Memory is managed using the LRU recycling algorithm, and when the calculation results in a new RDD partition, but there is not enough space to store, the system reclaims space from one of its partitions from the least recently used RDD. Unless the RDD is the corresponding RDD of the new partition, in this case the Spark will keep the old partition in memory, preventing partitions of the same RDD from being looped in / out. This is critical because most of the operations will be done on all partitions of a RDD, so it is likely that the partitions that already exist in memory will be used again.

CheckPoint checkpoint

Although lineage can be used to restore RDD after an error, such a recovery takes a long time for RDD with a long lineage, so it needs to be saved to external storage through a checkpoint operation (Checkpoint).

In general, it is useful for RDD to set checkpoints that contain long lineage with wide dependencies. In this case, when a node in the cluster fails, the data calculated from each parent RDD is lost, resulting in the need for recalculation. On the contrary, for those narrowly dependent RDD. It is not necessary to check it. In this case, if a node fails, the partition data lost by RDD in that node can be recalculated from other nodes in parallel, and the computational cost is only a small part of the replication RDD.
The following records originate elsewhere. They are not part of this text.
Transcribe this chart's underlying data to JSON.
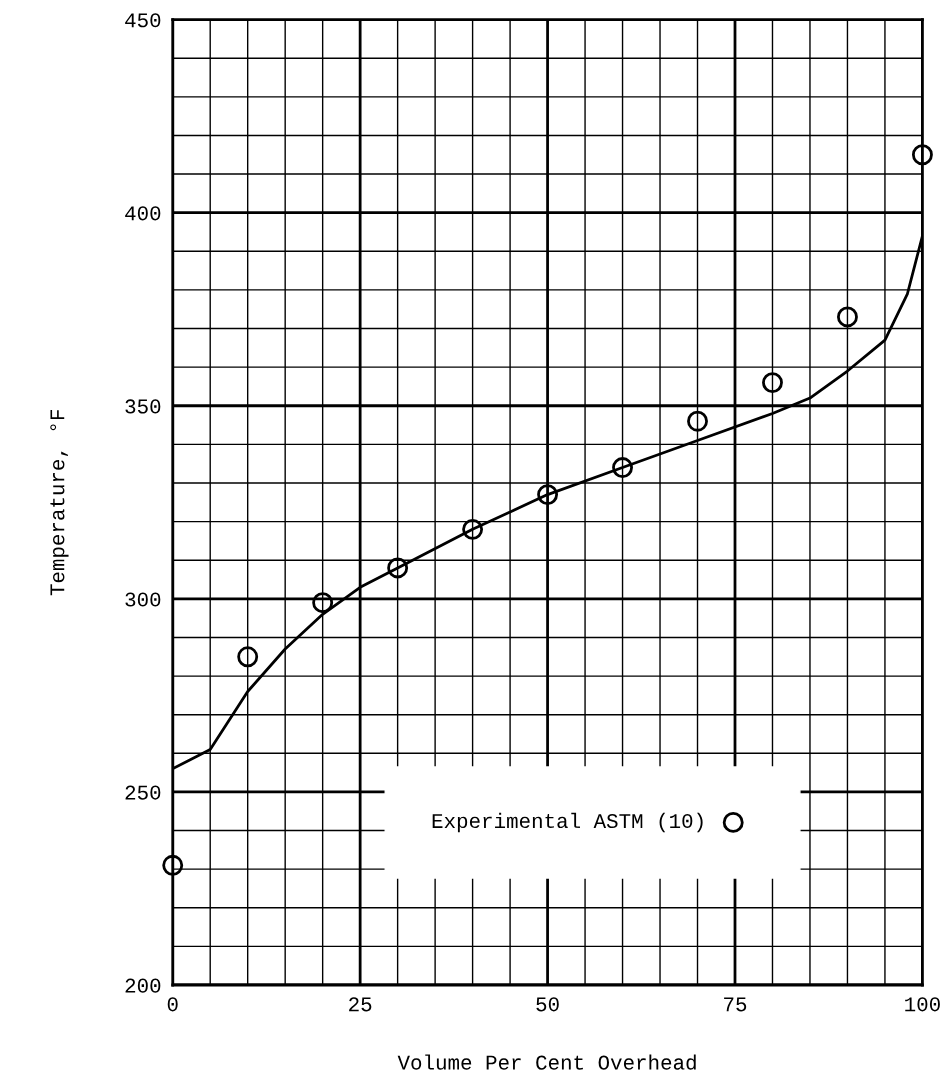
{
  "chart_data": {
    "type": "scatter",
    "xlabel": "Volume Per Cent Overhead",
    "ylabel": "Temperature, °F",
    "xlim": [
      0,
      100
    ],
    "ylim": [
      200,
      450
    ],
    "xticks": [
      0,
      {
        "value": 5,
        "label": null
      },
      {
        "value": 10,
        "label": null
      },
      {
        "value": 15,
        "label": null
      },
      {
        "value": 20,
        "label": null
      },
      25,
      {
        "value": 30,
        "label": null
      },
      {
        "value": 35,
        "label": null
      },
      {
        "value": 40,
        "label": null
      },
      {
        "value": 45,
        "label": null
      },
      50,
      {
        "value": 55,
        "label": null
      },
      {
        "value": 60,
        "label": null
      },
      {
        "value": 65,
        "label": null
      },
      {
        "value": 70,
        "label": null
      },
      75,
      {
        "value": 80,
        "label": null
      },
      {
        "value": 85,
        "label": null
      },
      {
        "value": 90,
        "label": null
      },
      {
        "value": 95,
        "label": null
      },
      100
    ],
    "yticks": [
      200,
      {
        "value": 210,
        "label": null
      },
      {
        "value": 220,
        "label": null
      },
      {
        "value": 230,
        "label": null
      },
      {
        "value": 240,
        "label": null
      },
      250,
      {
        "value": 260,
        "label": null
      },
      {
        "value": 270,
        "label": null
      },
      {
        "value": 280,
        "label": null
      },
      {
        "value": 290,
        "label": null
      },
      300,
      {
        "value": 310,
        "label": null
      },
      {
        "value": 320,
        "label": null
      },
      {
        "value": 330,
        "label": null
      },
      {
        "value": 340,
        "label": null
      },
      350,
      {
        "value": 360,
        "label": null
      },
      {
        "value": 370,
        "label": null
      },
      {
        "value": 380,
        "label": null
      },
      {
        "value": 390,
        "label": null
      },
      400,
      {
        "value": 410,
        "label": null
      },
      {
        "value": 420,
        "label": null
      },
      {
        "value": 430,
        "label": null
      },
      {
        "value": 440,
        "label": null
      },
      450
    ],
    "grid": true,
    "legend": "bottom",
    "series": [
      {
        "type": "line",
        "color": "#000000",
        "marker": "none",
        "x": [
          0,
          5,
          10,
          15,
          20,
          25,
          30,
          40,
          50,
          60,
          70,
          80,
          85,
          90,
          95,
          98,
          100
        ],
        "values": [
          256,
          261,
          276,
          287,
          296,
          303,
          308,
          318,
          327,
          334,
          341,
          348,
          352,
          359,
          367,
          379,
          394
        ]
      },
      {
        "name": "Experimental ASTM (10)",
        "color": "#000000",
        "marker": "circle",
        "x": [
          0,
          10,
          20,
          30,
          40,
          50,
          60,
          70,
          80,
          90,
          100
        ],
        "values": [
          231,
          285,
          299,
          308,
          318,
          327,
          334,
          346,
          356,
          373,
          415
        ]
      }
    ]
  }
}
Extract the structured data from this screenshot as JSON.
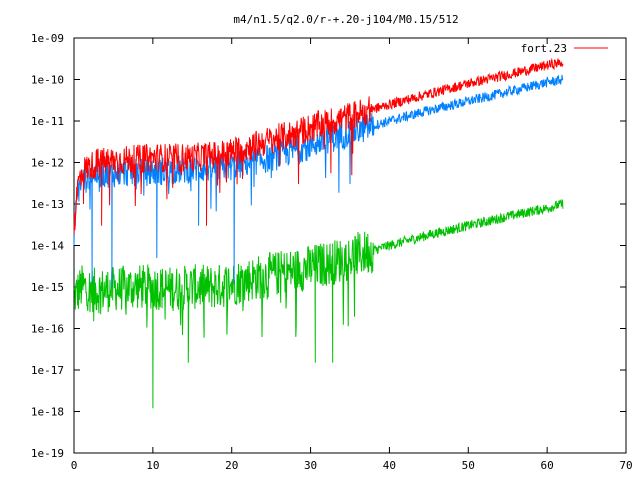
{
  "chart_data": {
    "type": "line",
    "title": "m4/n1.5/q2.0/r-+.20-j104/M0.15/512",
    "xlabel": "",
    "ylabel": "",
    "xlim": [
      0,
      70
    ],
    "ylim": [
      1e-19,
      1e-09
    ],
    "y_scale": "log",
    "x_ticks": [
      "0",
      "10",
      "20",
      "30",
      "40",
      "50",
      "60",
      "70"
    ],
    "y_ticks": [
      "1e-19",
      "1e-18",
      "1e-17",
      "1e-16",
      "1e-15",
      "1e-14",
      "1e-13",
      "1e-12",
      "1e-11",
      "1e-10",
      "1e-09"
    ],
    "grid": false,
    "legend_position": "top-right",
    "series": [
      {
        "name": "fort.23",
        "color": "#ff0000",
        "x": [
          0,
          0.5,
          1,
          2,
          3,
          5,
          8,
          10,
          12,
          15,
          18,
          20,
          22,
          25,
          28,
          30,
          33,
          36,
          40,
          45,
          50,
          55,
          60,
          62
        ],
        "y": [
          3e-14,
          3e-13,
          6e-13,
          8e-13,
          1e-12,
          1.1e-12,
          1.2e-12,
          1.3e-12,
          1.3e-12,
          1.3e-12,
          1.5e-12,
          1.8e-12,
          2.3e-12,
          3.5e-12,
          5e-12,
          7e-12,
          1e-11,
          1.5e-11,
          2.5e-11,
          4.5e-11,
          8e-11,
          1.3e-10,
          2.2e-10,
          2.6e-10
        ]
      },
      {
        "name": "",
        "color": "#0080ff",
        "x": [
          0,
          0.5,
          1,
          2,
          3,
          5,
          8,
          10,
          12,
          15,
          18,
          20,
          22,
          25,
          28,
          30,
          33,
          36,
          40,
          45,
          50,
          55,
          60,
          62
        ],
        "y": [
          2e-14,
          2e-13,
          4e-13,
          5e-13,
          5.5e-13,
          5.5e-13,
          6e-13,
          6e-13,
          6.5e-13,
          7e-13,
          7.5e-13,
          8e-13,
          1e-12,
          1.3e-12,
          2e-12,
          2.7e-12,
          4e-12,
          6e-12,
          1e-11,
          1.8e-11,
          3e-11,
          5e-11,
          8.5e-11,
          1e-10
        ]
      },
      {
        "name": "",
        "color": "#00c000",
        "x": [
          0,
          1,
          3,
          5,
          8,
          10,
          12,
          15,
          18,
          20,
          22,
          25,
          28,
          30,
          33,
          36,
          40,
          45,
          50,
          55,
          60,
          62
        ],
        "y": [
          6e-16,
          1e-15,
          8e-16,
          9e-16,
          1e-15,
          1e-15,
          9e-16,
          1e-15,
          1e-15,
          1.2e-15,
          1.5e-15,
          2e-15,
          2.5e-15,
          3e-15,
          4e-15,
          6e-15,
          1e-14,
          1.8e-14,
          3e-14,
          5e-14,
          8e-14,
          1e-13
        ]
      }
    ],
    "dips": [
      {
        "series": 1,
        "x": 2.3,
        "y": 1.2e-15
      },
      {
        "series": 1,
        "x": 4.8,
        "y": 1e-15
      },
      {
        "series": 1,
        "x": 10.5,
        "y": 5e-15
      },
      {
        "series": 1,
        "x": 20.3,
        "y": 1.2e-15
      },
      {
        "series": 1,
        "x": 15.8,
        "y": 3e-14
      },
      {
        "series": 0,
        "x": 1.2,
        "y": 1e-13
      },
      {
        "series": 0,
        "x": 3.5,
        "y": 3e-14
      },
      {
        "series": 0,
        "x": 16.8,
        "y": 3e-14
      },
      {
        "series": 2,
        "x": 10,
        "y": 1.2e-18
      },
      {
        "series": 2,
        "x": 14.5,
        "y": 1.5e-17
      },
      {
        "series": 2,
        "x": 30.6,
        "y": 1.5e-17
      },
      {
        "series": 2,
        "x": 32.8,
        "y": 1.5e-17
      },
      {
        "series": 2,
        "x": 2.5,
        "y": 1.5e-16
      },
      {
        "series": 2,
        "x": 16.5,
        "y": 6e-17
      },
      {
        "series": 2,
        "x": 24.5,
        "y": 5e-16
      }
    ]
  }
}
Spark provides API to set checkpoint operations for RDD, allowing users to decide which data they need to set checkpoint operations for. In addition, because of the read-only feature of RDD, it is easier to do checkpointing than common shared memory because it does not need to care about data consistency. The above is all the contents of the article "what are the RDD knowledge points you need to know about Spark?" Thank you for reading! I believe we all have a certain understanding, hope to share the content to help you, if you want to learn more knowledge, welcome to follow the industry information channel!

Welcome to subscribe "Shulou Technology Information " to get latest news, interesting things and hot topics in the IT industry, and controls the hottest and latest Internet news, technology news and IT industry trends.

*The comments in the above article only represent the author's personal views and do not represent the views and positions of this website. If you have more insights, please feel free to contribute and share.